Tornando alla proposta dell’ex questurino Di Pietro proponiamo di seguito alcuni dati e considerazioni dal libro “Il nemico interno” di Cesare Bermani. Giusto per chiarire cosa ha rappresentato questa legge nella storia di questo paese…
Riguardo alla legge Reale, si hanno i dati di un’inchiesta condotta su fonti giornalistiche (quindi certo al di sotto della realtà, perchè molti casi non giungono alla cronaca) dal centro d’iniziativa Luca Rossi di Milano che si riferiscono al periodo che va dal 28 maggio 1975, momento dell’entrata in vigore della legge, al 30 giugno 1989 e riguardano esclusivamente i casi che rientrano nella tipologia di uso illegittimo delle armi da parte delle forze dell’ordine. In quel lasso di tempo si sono avuti 254 morti e 351 feriti, in larga misura causati da carabinieri (123 morti, 155 feriti) e polizia (103 morti, 167 feriti). Seguono i vigili (6 morti, 22 feriti), guardie private, metronotte e vigilantes (13 morti, 12 feriti), i finanzieri (2 morti, 5 feriti) e gli agenti di custodia (3 morti, 2 feriti) e altri non catalogati (3 morti, 6 feriti). (…)Dal giugno 1989 in poi ho raccolto senza sistematicità segnalazioni giornalistiche di “morti da legge Reale”, che dimostrano il persistere della tendenza a uccidere per nulla o per cose di poco conto.
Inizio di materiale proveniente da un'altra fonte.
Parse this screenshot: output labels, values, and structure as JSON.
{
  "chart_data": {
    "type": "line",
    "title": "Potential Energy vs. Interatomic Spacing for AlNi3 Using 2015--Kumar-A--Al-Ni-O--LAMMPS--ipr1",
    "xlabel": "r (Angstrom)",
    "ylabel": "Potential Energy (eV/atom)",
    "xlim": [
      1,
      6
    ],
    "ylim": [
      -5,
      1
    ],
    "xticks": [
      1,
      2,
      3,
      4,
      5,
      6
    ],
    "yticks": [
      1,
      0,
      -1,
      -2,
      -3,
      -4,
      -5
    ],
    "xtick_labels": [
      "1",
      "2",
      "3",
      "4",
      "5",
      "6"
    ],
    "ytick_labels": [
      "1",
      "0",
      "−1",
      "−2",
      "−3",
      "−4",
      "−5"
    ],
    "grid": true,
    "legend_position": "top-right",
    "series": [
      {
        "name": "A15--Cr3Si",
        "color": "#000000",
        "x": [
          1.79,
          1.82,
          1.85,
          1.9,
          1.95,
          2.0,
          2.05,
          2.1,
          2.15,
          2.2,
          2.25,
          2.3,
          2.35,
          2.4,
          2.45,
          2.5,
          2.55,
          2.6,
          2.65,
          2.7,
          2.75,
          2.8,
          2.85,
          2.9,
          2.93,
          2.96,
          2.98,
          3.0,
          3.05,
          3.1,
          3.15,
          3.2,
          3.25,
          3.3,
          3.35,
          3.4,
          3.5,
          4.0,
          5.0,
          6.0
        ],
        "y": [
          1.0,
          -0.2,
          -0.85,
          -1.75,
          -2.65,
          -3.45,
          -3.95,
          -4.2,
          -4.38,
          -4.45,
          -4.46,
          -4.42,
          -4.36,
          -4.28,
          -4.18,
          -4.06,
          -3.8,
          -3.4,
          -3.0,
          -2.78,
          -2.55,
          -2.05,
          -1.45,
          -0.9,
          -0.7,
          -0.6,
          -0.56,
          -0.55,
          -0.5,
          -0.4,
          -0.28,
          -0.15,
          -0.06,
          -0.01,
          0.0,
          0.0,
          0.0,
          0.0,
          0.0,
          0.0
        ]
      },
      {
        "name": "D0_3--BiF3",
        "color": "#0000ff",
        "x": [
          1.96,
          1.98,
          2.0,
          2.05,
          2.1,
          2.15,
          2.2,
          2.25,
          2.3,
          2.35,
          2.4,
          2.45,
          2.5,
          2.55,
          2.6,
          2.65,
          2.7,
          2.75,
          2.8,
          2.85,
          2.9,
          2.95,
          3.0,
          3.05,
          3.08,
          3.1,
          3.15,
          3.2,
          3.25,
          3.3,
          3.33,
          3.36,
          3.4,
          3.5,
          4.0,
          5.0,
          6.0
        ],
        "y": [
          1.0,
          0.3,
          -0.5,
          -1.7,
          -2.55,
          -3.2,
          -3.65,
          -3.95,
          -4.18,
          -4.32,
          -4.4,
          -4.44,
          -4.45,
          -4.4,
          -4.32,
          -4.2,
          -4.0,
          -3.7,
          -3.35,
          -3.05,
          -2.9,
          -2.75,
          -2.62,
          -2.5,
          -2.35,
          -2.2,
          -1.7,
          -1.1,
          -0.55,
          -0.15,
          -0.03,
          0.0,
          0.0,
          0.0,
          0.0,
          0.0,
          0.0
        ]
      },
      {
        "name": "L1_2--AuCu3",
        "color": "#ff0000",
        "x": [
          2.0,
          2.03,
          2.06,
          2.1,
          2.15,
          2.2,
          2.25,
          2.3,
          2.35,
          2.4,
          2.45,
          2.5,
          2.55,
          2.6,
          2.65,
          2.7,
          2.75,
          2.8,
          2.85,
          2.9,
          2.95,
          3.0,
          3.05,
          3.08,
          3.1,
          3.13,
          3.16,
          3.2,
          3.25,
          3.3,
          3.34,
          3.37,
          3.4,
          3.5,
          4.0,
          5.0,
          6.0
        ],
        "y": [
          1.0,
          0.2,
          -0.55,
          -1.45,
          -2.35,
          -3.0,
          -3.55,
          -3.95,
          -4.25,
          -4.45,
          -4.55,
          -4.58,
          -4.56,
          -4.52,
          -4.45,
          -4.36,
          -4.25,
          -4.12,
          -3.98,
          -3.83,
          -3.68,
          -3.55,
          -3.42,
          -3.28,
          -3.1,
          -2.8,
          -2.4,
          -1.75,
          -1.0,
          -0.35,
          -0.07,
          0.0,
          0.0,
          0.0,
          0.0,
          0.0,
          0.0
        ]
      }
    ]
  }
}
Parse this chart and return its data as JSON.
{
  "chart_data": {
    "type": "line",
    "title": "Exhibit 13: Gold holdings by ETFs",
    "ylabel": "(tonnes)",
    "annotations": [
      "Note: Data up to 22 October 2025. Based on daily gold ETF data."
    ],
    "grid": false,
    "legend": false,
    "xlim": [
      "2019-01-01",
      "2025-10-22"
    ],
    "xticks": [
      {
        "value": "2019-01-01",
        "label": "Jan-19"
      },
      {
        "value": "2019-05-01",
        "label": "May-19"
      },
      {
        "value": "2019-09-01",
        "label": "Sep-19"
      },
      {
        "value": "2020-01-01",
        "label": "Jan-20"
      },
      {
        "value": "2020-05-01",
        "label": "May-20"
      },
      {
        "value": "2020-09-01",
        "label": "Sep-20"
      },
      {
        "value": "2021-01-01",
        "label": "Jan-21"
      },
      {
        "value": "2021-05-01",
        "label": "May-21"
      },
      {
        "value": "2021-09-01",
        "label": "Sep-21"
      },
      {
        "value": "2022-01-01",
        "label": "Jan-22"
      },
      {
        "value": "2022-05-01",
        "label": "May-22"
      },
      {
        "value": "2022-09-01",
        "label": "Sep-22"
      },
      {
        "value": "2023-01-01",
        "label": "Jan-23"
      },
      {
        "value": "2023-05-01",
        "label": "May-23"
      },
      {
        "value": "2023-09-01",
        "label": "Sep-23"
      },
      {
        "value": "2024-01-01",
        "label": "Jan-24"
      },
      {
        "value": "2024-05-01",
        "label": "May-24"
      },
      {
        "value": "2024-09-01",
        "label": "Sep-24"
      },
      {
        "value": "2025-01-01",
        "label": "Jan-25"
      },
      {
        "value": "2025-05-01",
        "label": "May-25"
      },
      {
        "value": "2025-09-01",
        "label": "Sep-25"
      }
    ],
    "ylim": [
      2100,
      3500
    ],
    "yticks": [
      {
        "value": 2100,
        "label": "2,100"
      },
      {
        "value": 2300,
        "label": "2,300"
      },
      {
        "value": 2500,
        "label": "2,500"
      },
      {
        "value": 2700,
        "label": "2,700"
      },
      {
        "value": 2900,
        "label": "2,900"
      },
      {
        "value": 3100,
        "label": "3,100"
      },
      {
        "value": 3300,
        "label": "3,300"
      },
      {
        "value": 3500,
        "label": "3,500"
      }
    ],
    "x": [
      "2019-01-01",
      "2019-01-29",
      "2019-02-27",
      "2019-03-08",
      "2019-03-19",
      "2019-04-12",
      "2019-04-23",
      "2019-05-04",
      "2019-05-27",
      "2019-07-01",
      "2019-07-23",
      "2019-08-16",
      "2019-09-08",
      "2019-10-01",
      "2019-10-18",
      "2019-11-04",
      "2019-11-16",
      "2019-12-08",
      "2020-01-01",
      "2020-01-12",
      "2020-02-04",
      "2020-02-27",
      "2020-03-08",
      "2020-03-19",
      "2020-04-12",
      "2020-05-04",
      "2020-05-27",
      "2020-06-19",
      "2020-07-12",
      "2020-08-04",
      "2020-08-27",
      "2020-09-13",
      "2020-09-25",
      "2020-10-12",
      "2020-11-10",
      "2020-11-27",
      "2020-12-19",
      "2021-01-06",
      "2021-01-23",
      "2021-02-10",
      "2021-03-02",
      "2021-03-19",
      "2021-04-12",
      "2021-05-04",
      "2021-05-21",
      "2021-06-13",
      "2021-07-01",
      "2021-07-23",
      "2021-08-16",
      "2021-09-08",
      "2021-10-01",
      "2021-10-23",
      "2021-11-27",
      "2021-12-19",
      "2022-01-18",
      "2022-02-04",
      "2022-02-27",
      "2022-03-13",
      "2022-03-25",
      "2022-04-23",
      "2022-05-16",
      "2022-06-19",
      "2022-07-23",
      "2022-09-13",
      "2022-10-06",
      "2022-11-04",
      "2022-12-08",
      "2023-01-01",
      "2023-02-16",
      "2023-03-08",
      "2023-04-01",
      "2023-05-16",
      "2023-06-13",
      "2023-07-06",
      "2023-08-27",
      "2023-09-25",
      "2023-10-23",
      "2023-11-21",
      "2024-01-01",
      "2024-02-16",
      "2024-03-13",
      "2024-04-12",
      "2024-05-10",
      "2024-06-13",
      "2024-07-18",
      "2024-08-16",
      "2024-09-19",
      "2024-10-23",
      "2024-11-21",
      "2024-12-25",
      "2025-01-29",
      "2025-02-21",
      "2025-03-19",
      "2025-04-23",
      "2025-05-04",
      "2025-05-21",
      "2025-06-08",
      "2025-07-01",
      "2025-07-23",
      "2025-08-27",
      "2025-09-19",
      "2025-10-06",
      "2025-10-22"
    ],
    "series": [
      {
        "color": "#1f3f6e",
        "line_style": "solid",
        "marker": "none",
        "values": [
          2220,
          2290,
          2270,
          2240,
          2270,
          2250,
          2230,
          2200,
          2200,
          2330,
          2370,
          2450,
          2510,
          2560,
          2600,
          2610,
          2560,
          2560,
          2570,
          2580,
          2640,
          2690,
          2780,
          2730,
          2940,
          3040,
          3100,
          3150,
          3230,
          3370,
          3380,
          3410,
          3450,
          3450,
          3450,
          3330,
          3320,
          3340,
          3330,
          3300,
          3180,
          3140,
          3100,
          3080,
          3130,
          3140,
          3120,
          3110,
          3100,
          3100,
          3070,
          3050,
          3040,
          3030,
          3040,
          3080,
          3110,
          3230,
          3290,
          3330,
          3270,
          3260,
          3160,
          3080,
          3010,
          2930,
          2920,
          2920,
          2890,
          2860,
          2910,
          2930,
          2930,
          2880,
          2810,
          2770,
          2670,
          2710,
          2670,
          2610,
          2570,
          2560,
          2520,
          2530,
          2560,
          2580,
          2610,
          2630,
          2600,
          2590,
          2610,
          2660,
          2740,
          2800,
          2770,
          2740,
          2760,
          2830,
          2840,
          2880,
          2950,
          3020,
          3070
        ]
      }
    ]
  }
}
Queste cifre parlano chiaro circa la natura di questa legge e ci consegnano segnali sul futuro che ci attende, quello di uno Stato sempre più autoritario nella gestione dell’ordine pubblico, uno Stato che attraverso il famoso governo tecnico o a larghe intese renderà ancora più evidente la propria reale identità, quella di forza garante per la dittatura del capitale.
Per quanto riguarda la giornata di Roma crediamo che la rabbia espressa da numerosi compagni che hanno resistito in piazza S.Giovanni non possa essere criminalizzata ma vada considerata come una legittima reazione alla situazione che attualmente vive una larga parte della popolazione. Di sicuro questa rabbia ha avuto forti connotati di spontaneismo ed è stata comunque priva di un organizzazione unitaria e per questo ha generato anche episodi evidentemente inutili e in parte controproducenti. Ma questa è la realtà attuale di un movimento frazionato e diviso in cui non esiste un organizzazione di partito che si possa dire realmente rivoluzionaria.
In ogni caso il messaggio che ci sentiamo di cogliere da questa giornata è che in questo momento bisogna essere in grado di portare contenuti politici alla rabbia di classe mostrata in piazza. Se non saremo in grado unitariamente di trovare uno sbocco politico di classe a questi episodi questi rimarranno semplici riot fini a se stessi.
In questo senso nel nostro piccolo riteniamo fondamentale lavorare per la ricomposizione di classe prima di tutto nei luoghi dove l’oppressione si sviluppa maggiormante, nei luoghi di lavoro, cercando di indirizzare la rabbia che crescerà verso i veri nemici delle classi sfruttate, lo Stato e la borghesia.
In conclusione esprimiamo assoluta vicinanza e solidarietà ai compagni/e che hanno subito perquisizioni e a coloro che si trovano in carcere per mano della repressione di stato.